Do Nagios NCPA Memory Stats Match the Output of the Linux Utility Free?
Many administrators like sanity checks when investigating new tools. We sometimes hear the objection that NCPA memory stats don’t match the output of the Linux utility, a statement that happens (wonderfully) to be both true and not true at the same time. The discrepancies mostly have to do with reporting units, conversions, and how everything other than total memory is determined.
Methodology
On the Linux host we are monitoring, with the NCPA agent installed, we’ll run free
. Then, from our XI box, we’ll run the NCPA memory check both as a regular check and also as a manual check from the command line. Then compare.
Total Memory
Let’s start with how NCPA memory metrics match the output of free
: total memory. Running free on a test box, we get:
[root@localhost memory]# free
Total used free shared buffers cached
Mem: 8193024 6984832 1208192 0 202888 974112
-/+ buffers/cache:5807832 2385192
Swap: 262136 0 262136
It is important to know that free by default returns memory stats in kibibytes. Yes, it is true that if you run man free
on some distributions, it will say memory stats are given in kilobytes, but that is an old version of the man page.

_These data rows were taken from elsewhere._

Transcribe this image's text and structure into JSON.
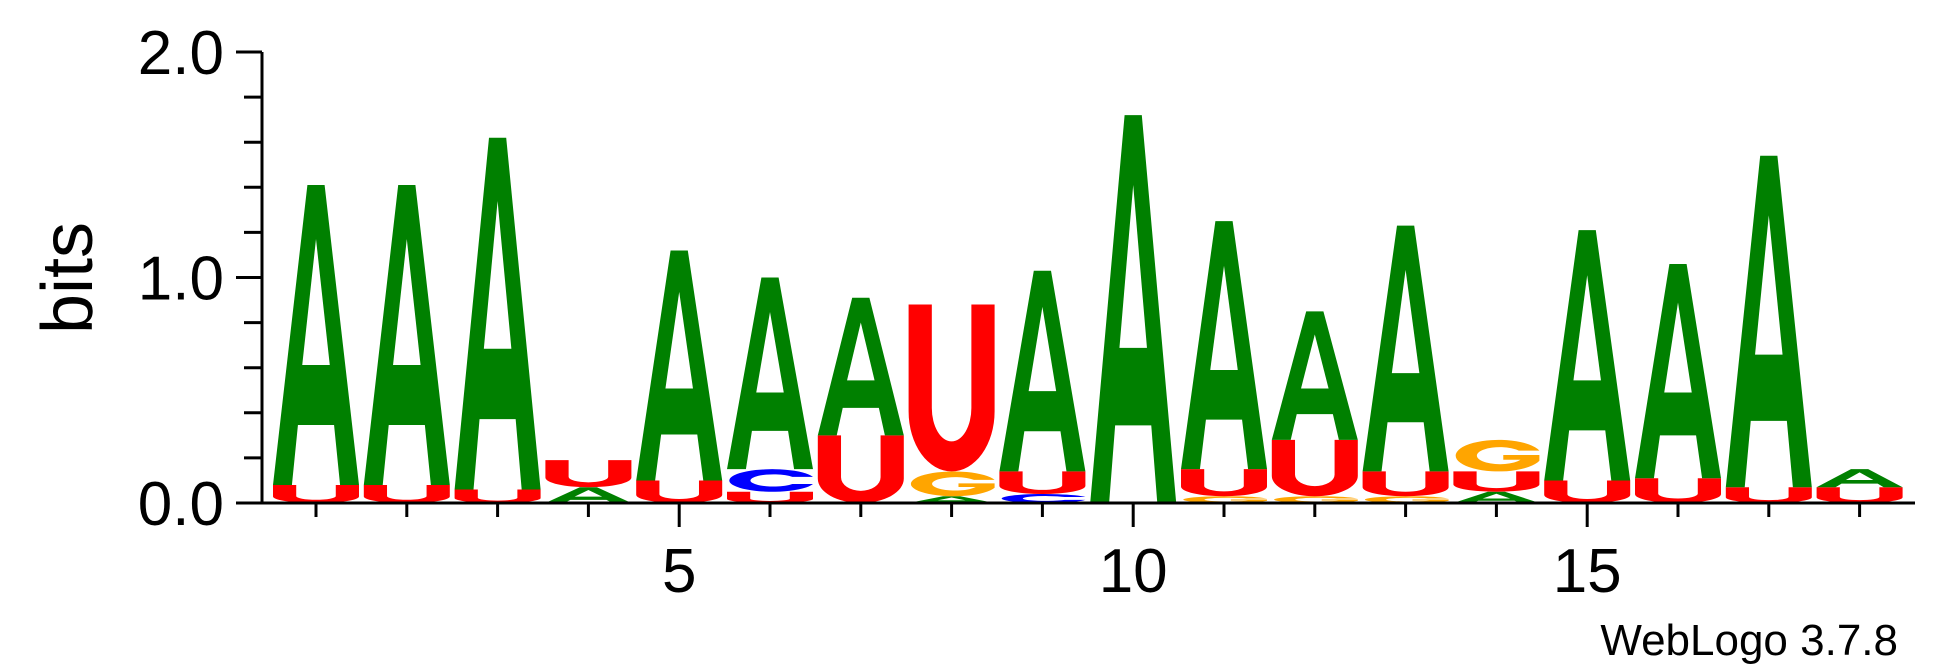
{
  "chart_data": {
    "type": "sequence-logo",
    "ylabel": "bits",
    "ylim": [
      0,
      2
    ],
    "y_ticks": [
      "0.0",
      "1.0",
      "2.0"
    ],
    "x_ticks": [
      "5",
      "10",
      "15"
    ],
    "x_tick_positions": [
      5,
      10,
      15
    ],
    "footer": "WebLogo 3.7.8",
    "colors": {
      "A": "#008000",
      "U": "#ff0000",
      "G": "#ffa500",
      "C": "#0000ff"
    },
    "positions": [
      {
        "index": 1,
        "stack": [
          {
            "letter": "U",
            "height": 0.08
          },
          {
            "letter": "A",
            "height": 1.33
          }
        ]
      },
      {
        "index": 2,
        "stack": [
          {
            "letter": "U",
            "height": 0.08
          },
          {
            "letter": "A",
            "height": 1.33
          }
        ]
      },
      {
        "index": 3,
        "stack": [
          {
            "letter": "U",
            "height": 0.06
          },
          {
            "letter": "A",
            "height": 1.56
          }
        ]
      },
      {
        "index": 4,
        "stack": [
          {
            "letter": "A",
            "height": 0.07
          },
          {
            "letter": "U",
            "height": 0.12
          }
        ]
      },
      {
        "index": 5,
        "stack": [
          {
            "letter": "U",
            "height": 0.1
          },
          {
            "letter": "A",
            "height": 1.02
          }
        ]
      },
      {
        "index": 6,
        "stack": [
          {
            "letter": "U",
            "height": 0.05
          },
          {
            "letter": "C",
            "height": 0.1
          },
          {
            "letter": "A",
            "height": 0.85
          }
        ]
      },
      {
        "index": 7,
        "stack": [
          {
            "letter": "U",
            "height": 0.3
          },
          {
            "letter": "A",
            "height": 0.61
          }
        ]
      },
      {
        "index": 8,
        "stack": [
          {
            "letter": "A",
            "height": 0.03
          },
          {
            "letter": "G",
            "height": 0.11
          },
          {
            "letter": "U",
            "height": 0.74
          }
        ]
      },
      {
        "index": 9,
        "stack": [
          {
            "letter": "C",
            "height": 0.04
          },
          {
            "letter": "U",
            "height": 0.1
          },
          {
            "letter": "A",
            "height": 0.89
          }
        ]
      },
      {
        "index": 10,
        "stack": [
          {
            "letter": "A",
            "height": 1.72
          }
        ]
      },
      {
        "index": 11,
        "stack": [
          {
            "letter": "G",
            "height": 0.03
          },
          {
            "letter": "U",
            "height": 0.12
          },
          {
            "letter": "A",
            "height": 1.1
          }
        ]
      },
      {
        "index": 12,
        "stack": [
          {
            "letter": "G",
            "height": 0.03
          },
          {
            "letter": "U",
            "height": 0.25
          },
          {
            "letter": "A",
            "height": 0.57
          }
        ]
      },
      {
        "index": 13,
        "stack": [
          {
            "letter": "G",
            "height": 0.03
          },
          {
            "letter": "U",
            "height": 0.11
          },
          {
            "letter": "A",
            "height": 1.09
          }
        ]
      },
      {
        "index": 14,
        "stack": [
          {
            "letter": "A",
            "height": 0.05
          },
          {
            "letter": "U",
            "height": 0.09
          },
          {
            "letter": "G",
            "height": 0.14
          }
        ]
      },
      {
        "index": 15,
        "stack": [
          {
            "letter": "U",
            "height": 0.1
          },
          {
            "letter": "A",
            "height": 1.11
          }
        ]
      },
      {
        "index": 16,
        "stack": [
          {
            "letter": "U",
            "height": 0.11
          },
          {
            "letter": "A",
            "height": 0.95
          }
        ]
      },
      {
        "index": 17,
        "stack": [
          {
            "letter": "U",
            "height": 0.07
          },
          {
            "letter": "A",
            "height": 1.47
          }
        ]
      },
      {
        "index": 18,
        "stack": [
          {
            "letter": "U",
            "height": 0.07
          },
          {
            "letter": "A",
            "height": 0.08
          }
        ]
      }
    ]
  }
}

NCPA by default returns memory stats in gibibytes, so in the XI interface, after running the NCPA Wizard against the host, we are going to see a result like this:
So, how do we compare total memory between free
and NCPA output and the XI interface?
The simplest thing to do is go to your browser and look up a converter, BUT be sure to specify kibibytes and gibibytes for units. I only point this out because I used incorrect units at least twice.
Alternately, you can run check_ncpa.py from the command line and specify output in kibibytes like this:
[root@centos7x64 ~]# /usr/local/nagios/libexec/check_ncpa.py -H
192.168.3.33 -t 'a' -P 5693 -M memory/virtual -u Ki -w 80 -c 90
where the -u
flag specifies units in Ki
for kibibytes.
We get
OK: Used memory was 67.40 % (Available: 2670920.00 KiB, Total:
8193024.00 KiB, Free: 1202984.00 KiB, Used: 5148448.00 KiB) |
'available'=2670920.00KiB;80;90; 'total'=8193024.00KiB;80;90;
'free'=1202984.00KiB;80;90; 'used'=5148448.00KiB;80;90;
But What About the Free/Used/Available Metrics?
I will concede the point that on these metrics, Free and NCPA do not entirely agree, but there are simple reasons. The “free” memory value between the two measures is only a little different, and the difference is at least partially attributable to the small amount of memory load from NCPA checking memory.
Free and NCPA calculate memory metrics differently. Why? That’s an interesting rabbit hole to go down, but it suffices to say NCPA uses psutil, and available memory is “the memory that can be given instantly to processes without the system going into swap.”
That’s a handy metric. The NCPA percentage memory used calculation is (total – available)/100), which gives administrators a solid idea of how host memory is performing.
The very clever will notice that for NCPA, none of (used + free), (used + available), or (used + free + available) sum to total memory in our example. Again, the psutil document will be helpful here. Basically, they are not meant to sum.
Conclusion
Administrators applying sanity checks to their NCPA results may indeed initially question the sanity of NCPA output. With a solid understanding of the units of measure in question as well as what is actually being measured, administrators can see that NCPA memory stats check out.